Coen Welsh | Nov 14, 2017 | 0
Keep the veggies clean
The Ministry of Agriculture, Water and Forestry has embarked on a training programme for small scale farmers on both private and communal farms, offering them training in production practices and processes that conform to national and international market requirements.
The farmers will be trained in Good Agricultural Practices (GAP) to ensure their fresh produce is safe as food for consumers. The training teaches farmers to use only approved pest control products, to handle produce hygienecally to avoid contamination and to follow production practices that are safe for workers and the environment.
According to Joseph Iita, Permanent Secretary of the Ministry of Agriculture, Water and Forestry, the training integrates commercial fresh produce farmers in and out of green scheme farms, who work in an integrated way with smallholder farmers.
The training is necessary as these farmers will be directly linked to the fresh produce that will be made available at the newley inaugurated hubs in Rundu and Ongwediva.
Iita said so far the programe has trained 120 farmers in the northern and southern parts of the country on global good agricultural practices. These farmers were chosen for their capacity to train other farmers in their groups on skills that they have learnt.
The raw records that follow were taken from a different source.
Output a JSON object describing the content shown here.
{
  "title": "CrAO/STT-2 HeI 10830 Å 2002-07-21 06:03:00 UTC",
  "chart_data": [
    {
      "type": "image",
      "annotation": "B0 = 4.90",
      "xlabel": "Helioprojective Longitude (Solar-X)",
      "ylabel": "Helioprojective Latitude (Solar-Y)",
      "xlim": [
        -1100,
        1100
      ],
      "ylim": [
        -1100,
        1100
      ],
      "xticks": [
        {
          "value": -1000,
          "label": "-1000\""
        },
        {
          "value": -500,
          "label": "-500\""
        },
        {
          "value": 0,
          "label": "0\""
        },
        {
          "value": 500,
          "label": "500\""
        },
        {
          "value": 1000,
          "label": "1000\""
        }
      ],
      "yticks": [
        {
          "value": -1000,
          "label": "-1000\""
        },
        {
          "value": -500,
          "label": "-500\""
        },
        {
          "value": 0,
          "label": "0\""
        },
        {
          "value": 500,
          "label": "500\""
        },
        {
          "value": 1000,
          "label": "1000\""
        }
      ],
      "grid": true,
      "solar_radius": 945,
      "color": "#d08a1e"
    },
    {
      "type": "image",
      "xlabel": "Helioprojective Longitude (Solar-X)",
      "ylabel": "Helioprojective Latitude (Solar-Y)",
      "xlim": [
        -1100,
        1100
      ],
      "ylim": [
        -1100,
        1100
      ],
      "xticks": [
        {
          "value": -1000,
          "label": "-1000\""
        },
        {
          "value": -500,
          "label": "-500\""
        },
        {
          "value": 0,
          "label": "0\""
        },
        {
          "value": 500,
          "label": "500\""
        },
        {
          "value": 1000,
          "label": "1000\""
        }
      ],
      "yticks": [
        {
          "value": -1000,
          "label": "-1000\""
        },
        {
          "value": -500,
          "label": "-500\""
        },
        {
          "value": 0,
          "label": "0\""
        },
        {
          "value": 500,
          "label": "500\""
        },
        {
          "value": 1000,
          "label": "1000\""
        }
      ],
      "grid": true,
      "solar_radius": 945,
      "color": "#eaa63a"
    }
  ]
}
Iita added that the training will culminate in certification on Global Good Agricultural Practices.
The programme is also involved in training the ministry’s extension staff on implementation of the Food Safety Policy, which includes the inspection procedures for Good Agricultural Practice standards at production sites.
The programme ends in October 2014, at which point all fresh produce farmers in the country are hoped to have received training on practical production skills and international best practices to grow fresh produce according to international standards.